"No, my lord. The dream's a thing we don't talk about. She's only mentioned it three times. It's in my mind that she feels it's too sacred to be made common by words."

He had wondered if Robin had been aware of his knowledge. After Dowie's answer he wondered if she would speak to him about the dream herself. Perhaps she would not. It might be that she had asked him to come to Darreuch because her thought of him had so changed that she had realised something of his grave anxiety for her health and a gentle consideration had made her wish to give him the opportunity to see her face to face. Perhaps she had intended only this.

"I want to see her," he had said to himself. The relief of the mere seeing had been curiously great. He had the relief of sinking, as it were, into the deep waters of pure peace on this new planet. In this realisation every look at the child's face, every movement she made, every tone of her voice, aided. Did she know that she soothed him? Did she intend to try to soothe? When they were together she gave him a feeling that she was strangely near and soft and warm. He had felt it on the moor. It was actually as if she wanted to be quieting to him—almost as if she had realised that he had been stretched upon a mental rack with maddening tumult all around him. It was part of her pretty thought of him in the matter of the waiting chair and he felt it very sweet.

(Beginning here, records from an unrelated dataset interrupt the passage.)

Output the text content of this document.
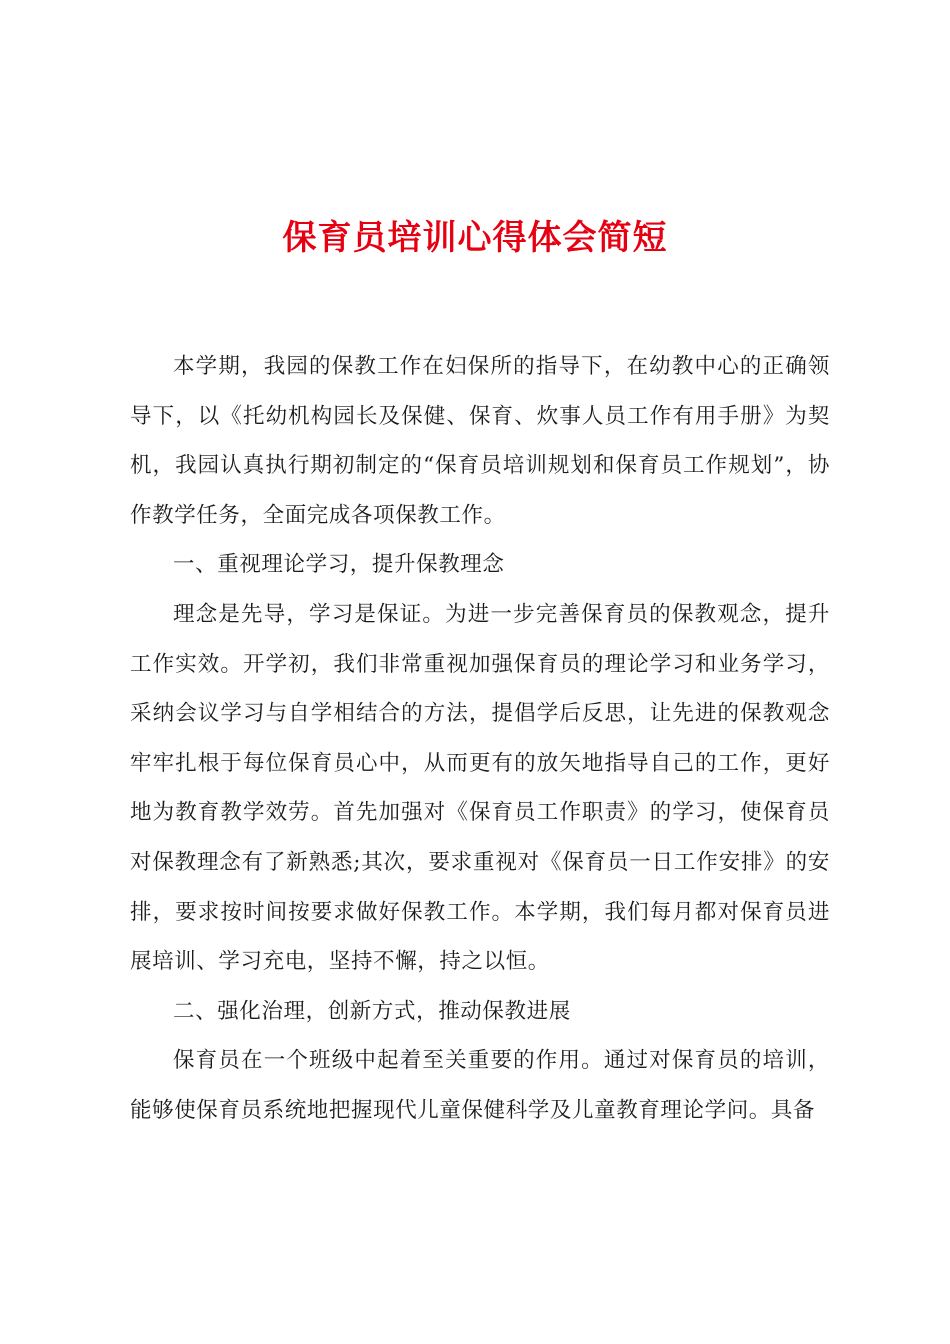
保育员培训心得体会简短

本学期，我园的保教工作在妇保所的指导下，在幼教中心的正确领导下，以《托幼机构园长及保健、保育、炊事人员工作有用手册》为契机，我园认真执行期初制定的“保育员培训规划和保育员工作规划”，协作教学任务，全面完成各项保教工作。

一、重视理论学习，提升保教理念

理念是先导，学习是保证。为进一步完善保育员的保教观念，提升工作实效。开学初，我们非常重视加强保育员的理论学习和业务学习，采纳会议学习与自学相结合的方法，提倡学后反思，让先进的保教观念牢牢扎根于每位保育员心中，从而更有的放矢地指导自己的工作，更好地为教育教学效劳。首先加强对《保育员工作职责》的学习，使保育员对保教理念有了新熟悉;其次，要求重视对《保育员一日工作安排》的安排，要求按时间按要求做好保教工作。本学期，我们每月都对保育员进展培训、学习充电，坚持不懈，持之以恒。

二、强化治理，创新方式，推动保教进展

保育员在一个班级中起着至关重要的作用。通过对保育员的培训，能够使保育员系统地把握现代儿童保健科学及儿童教育理论学问。具备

But she had had other things in her mind when she had asked him to come. This he knew later.


CHAPTER XXXIII

After they had dined they sat together in the long Highland twilight before her window in the Tower room where he had found her sitting when he arrived. Her work basket was near her and she took a piece of sheer lawn from it and began to embroider. And he sat and watched her draw delicate threads through the tiny leaves and flowers she was making. So he might have watched Alixe if she had been some unroyal girl given to him in one of life's kinder hours. She seemed to draw near out of the land of lost shadows as he sat in the clear twilight stillness and looked on. As he might have watched Alixe.

The silence, the paling daffodil tints of the sky, the non-existence of any other things than calm and stillness seemed to fill his whole being as a cup might be filled by pure water falling slowly. She said nothing and did not even seem to be waiting for anything. It was he who first broke the rather long silence and his voice was quite low.

"Do you know you are very good to me?" he said. "How did you learn to be so kind to a man—with your quietness?"